L’intensité et la complexité des missions judiciaires n’ont d’égal que la difficulté rencontrée, par l’appareil judiciaire, pour les traiter d’une manière convenable, c’est-à-dire apporter sans retard les réponses appropriées aux innombrables questions qui lui sont posées dans un contexte extraordinairement difficile. Il s’agit effectivement d’appliquer une loi, laborieusement et incessamment modifiée, à des réalités, dans le contexte général de remise en cause quasi systématique des valeurs, des droits et des obligations.

Le temps de parole qui m’est imparti ne m’autorise que quelques réflexions, qui ont pour seul objet d’évoquer les problèmes, sans prétendre apporter les réponses.

Le premier de ces problèmes reste, en dépit de budgets qui sont, en eux-mêmes, relativement satisfaisants, celui des moyens de la justice.

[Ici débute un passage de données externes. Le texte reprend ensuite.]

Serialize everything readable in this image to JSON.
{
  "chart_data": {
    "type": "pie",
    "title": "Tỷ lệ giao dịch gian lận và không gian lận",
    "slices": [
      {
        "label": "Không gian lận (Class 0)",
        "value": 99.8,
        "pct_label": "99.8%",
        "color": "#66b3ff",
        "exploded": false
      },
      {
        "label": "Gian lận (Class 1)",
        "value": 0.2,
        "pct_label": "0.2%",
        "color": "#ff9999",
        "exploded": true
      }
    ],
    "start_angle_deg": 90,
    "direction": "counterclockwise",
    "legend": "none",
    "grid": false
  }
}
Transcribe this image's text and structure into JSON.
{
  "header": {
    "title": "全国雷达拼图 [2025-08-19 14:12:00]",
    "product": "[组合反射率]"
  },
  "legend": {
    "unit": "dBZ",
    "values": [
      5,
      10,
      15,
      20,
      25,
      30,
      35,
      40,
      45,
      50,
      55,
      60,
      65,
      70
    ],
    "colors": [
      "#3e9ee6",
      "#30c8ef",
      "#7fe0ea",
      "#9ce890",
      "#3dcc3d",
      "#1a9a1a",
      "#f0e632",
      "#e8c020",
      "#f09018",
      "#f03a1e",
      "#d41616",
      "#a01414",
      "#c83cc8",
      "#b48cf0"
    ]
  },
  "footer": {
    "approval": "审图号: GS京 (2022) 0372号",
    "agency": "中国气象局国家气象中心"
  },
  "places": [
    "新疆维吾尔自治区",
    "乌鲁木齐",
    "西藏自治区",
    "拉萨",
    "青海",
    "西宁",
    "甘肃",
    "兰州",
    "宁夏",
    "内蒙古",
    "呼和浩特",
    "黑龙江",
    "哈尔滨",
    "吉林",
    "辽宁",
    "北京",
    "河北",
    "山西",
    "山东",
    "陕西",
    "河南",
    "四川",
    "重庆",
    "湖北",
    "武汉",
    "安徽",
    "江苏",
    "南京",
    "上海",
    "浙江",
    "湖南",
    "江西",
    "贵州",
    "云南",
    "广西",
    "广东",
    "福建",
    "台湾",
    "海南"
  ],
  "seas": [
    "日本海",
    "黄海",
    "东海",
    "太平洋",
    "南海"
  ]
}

Notre commission des lois n’a jamais cessé d’apporter la plus grande attention à cette question primordiale, depuis le rapport d’information que j’ai présenté, avec M. Charles Jolibois, au siècle dernier – on a bien voulu me rappeler qu’il datait de 1996. Elle a effectivement conscience que notre société n’a pas le droit d’attendre de sa justice des résultats que l’insuffisance des moyens ne permet pas d’obtenir, en dépit du dévouement d’un grand nombre de magistrats – mais non de tous, avouons-le ! – et de leurs auxiliaires, auxquels, avant tout, je tiens à rendre hommage.

Toutefois, il ne suffit pas de rendre hommage. Il faut aussi comprendre que l’exigence de résultat qui, de plus en plus, doit marquer nos réflexions ne peut être atteinte en ignorant cette insuffisance de moyens.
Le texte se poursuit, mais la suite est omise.